When it is determined that a person is a tax resident in Spain, it is relevant to identify in which Autonomous Community his or her residence is located. According to the Law on Financing of the Autonomous Communities, residence is associated with the Community in which the individual generates most of his or her income related to employment activities, income from real estate, profits derived from real estate or economic activities.
3. Documentation and Evidence required to confirm or refute residency in Spain:
- Tax Residency Certificate (Form 149): Issued by the Spanish Tax Agency (AEAT), essential for applying double taxation treaties.
- Counterevidence:
- Invoices for services abroad.
- Rental contracts or property deeds for permanent housing outside Spain.
- Enrollment of children in foreign schools (STS 2735/2023).
- Precedent: STS 2735/2023 validated U.S. residency certificates against Spanish Tax Authority.
II. Relevant Case Studies
A. Cross-border Workers.
Cross-border workers are a frequent source of conflict in the determination of their fiscal residence.
- Example: Dutch consultant working 4 days/week in Amsterdam and 3 in Barcelona.
- Risk: AEAT could claim residency if receiving payments in Spanish accounts (Res.

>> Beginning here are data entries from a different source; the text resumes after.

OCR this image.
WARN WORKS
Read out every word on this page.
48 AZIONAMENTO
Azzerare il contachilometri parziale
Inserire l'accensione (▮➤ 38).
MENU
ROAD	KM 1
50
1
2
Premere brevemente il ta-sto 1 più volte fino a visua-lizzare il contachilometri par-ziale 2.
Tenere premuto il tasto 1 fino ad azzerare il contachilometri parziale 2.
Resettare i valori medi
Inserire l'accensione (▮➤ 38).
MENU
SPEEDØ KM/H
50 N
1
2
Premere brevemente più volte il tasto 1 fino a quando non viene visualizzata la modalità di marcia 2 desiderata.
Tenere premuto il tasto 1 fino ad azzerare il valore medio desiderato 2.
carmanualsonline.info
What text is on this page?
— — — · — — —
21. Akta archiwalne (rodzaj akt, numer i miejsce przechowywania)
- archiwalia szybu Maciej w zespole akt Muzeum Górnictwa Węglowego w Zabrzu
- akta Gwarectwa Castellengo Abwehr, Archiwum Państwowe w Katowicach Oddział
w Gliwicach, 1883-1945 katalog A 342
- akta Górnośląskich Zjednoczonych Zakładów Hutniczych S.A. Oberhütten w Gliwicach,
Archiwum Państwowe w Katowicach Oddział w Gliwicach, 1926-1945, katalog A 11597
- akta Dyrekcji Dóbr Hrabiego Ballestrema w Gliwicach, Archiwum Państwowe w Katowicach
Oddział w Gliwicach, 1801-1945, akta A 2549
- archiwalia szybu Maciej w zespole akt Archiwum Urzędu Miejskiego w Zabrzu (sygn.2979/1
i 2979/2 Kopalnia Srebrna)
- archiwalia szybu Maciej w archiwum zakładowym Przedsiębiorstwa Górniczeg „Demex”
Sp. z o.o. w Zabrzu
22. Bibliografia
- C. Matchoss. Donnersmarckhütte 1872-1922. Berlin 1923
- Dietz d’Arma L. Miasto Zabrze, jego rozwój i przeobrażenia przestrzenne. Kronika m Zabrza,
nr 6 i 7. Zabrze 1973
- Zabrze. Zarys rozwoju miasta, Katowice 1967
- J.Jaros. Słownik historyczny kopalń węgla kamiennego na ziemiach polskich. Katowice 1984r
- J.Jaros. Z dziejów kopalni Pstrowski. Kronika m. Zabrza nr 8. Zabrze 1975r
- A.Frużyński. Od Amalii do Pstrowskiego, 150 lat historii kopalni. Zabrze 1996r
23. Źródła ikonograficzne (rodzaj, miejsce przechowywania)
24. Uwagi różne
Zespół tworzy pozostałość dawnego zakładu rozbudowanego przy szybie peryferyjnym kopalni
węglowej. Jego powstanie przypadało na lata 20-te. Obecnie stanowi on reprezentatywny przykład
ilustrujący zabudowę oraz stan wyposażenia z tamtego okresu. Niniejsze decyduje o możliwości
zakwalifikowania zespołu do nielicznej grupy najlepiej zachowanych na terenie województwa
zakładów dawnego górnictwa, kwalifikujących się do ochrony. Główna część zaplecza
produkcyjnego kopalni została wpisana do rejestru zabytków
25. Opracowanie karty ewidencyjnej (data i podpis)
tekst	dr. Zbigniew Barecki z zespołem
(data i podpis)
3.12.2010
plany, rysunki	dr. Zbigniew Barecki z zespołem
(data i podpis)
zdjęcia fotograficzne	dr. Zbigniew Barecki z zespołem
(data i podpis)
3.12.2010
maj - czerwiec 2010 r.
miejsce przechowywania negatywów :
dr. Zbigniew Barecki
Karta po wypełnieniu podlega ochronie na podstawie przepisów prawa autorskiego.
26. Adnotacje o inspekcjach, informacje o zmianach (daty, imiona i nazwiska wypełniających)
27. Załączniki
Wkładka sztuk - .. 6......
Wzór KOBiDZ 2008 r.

DGT V1176-23).
B. Digital Nomads.
Digital Nomads are subject to a special tax treatment under by Law 14/2013 (Art. 93 LIRPF).
- Requirement: Not a resident in the last 5 years.
- Real case: American developer in Valencia with digital nomad visa.
4. Special Tax Regime: The Beckham Law
Article 93 of the IRPF (known as the Beckham Regime) allows new residents to:
- Pay a fixed 24% rate on Spanish-sourced income (up to €600,000 annually).
- Conditions:
- No Spanish residency in the previous 5 years.
- Exclusion if residency is acquired via the “center of economic interests” criterion.
Example: A Chinese executive hired by a Madrid-based company under this regime taxes only their local income.
5. Additional Obligations for Residents
- Form 720: Mandatory declaration of foreign assets exceeding €50,000 (Article 42 of the General Tax Law).
- Wealth Tax: Varies by autonomous community. In Madrid, for instance, exemptions apply up to €3,000,000.
6. Dual Residency Conflicts
Double Taxation Treaties (OECD Model Article 4) establish tie-breaker rules:
- Permanent home.
- Center of vital interests.
- Nationality.
Relevant case: An Argentine citizen with properties in both countries prioritizes “center of vital interests” to avoid double taxation.
7. Recent Reforms (2024-2025)
- Royal Decree 1155/2024: Coordinates immigration and tax authorities to verify residency during migration processes.
- Mbappé Law (Community of Madrid): Offers a 20% reduction in regional IRPF quotas for new residents investing over €500,000.
Conclusion
Tax residency in Spain is a complex issue with significant legal and financial implications. International investors and professionals must analyze their specific circumstances, considering not only legal criteria but also tax optimization opportunities (e.g., the Beckham Law) and transparency obligations (Form 720). Recent reforms, such as the Mbappé Law, enhance Spain’s appeal to foreign investors but require specialized guidance to navigate the tax system effectively.
Note: This article is for informational purposes only and does not replace professional advice. Consult a tax advisor before making decisions.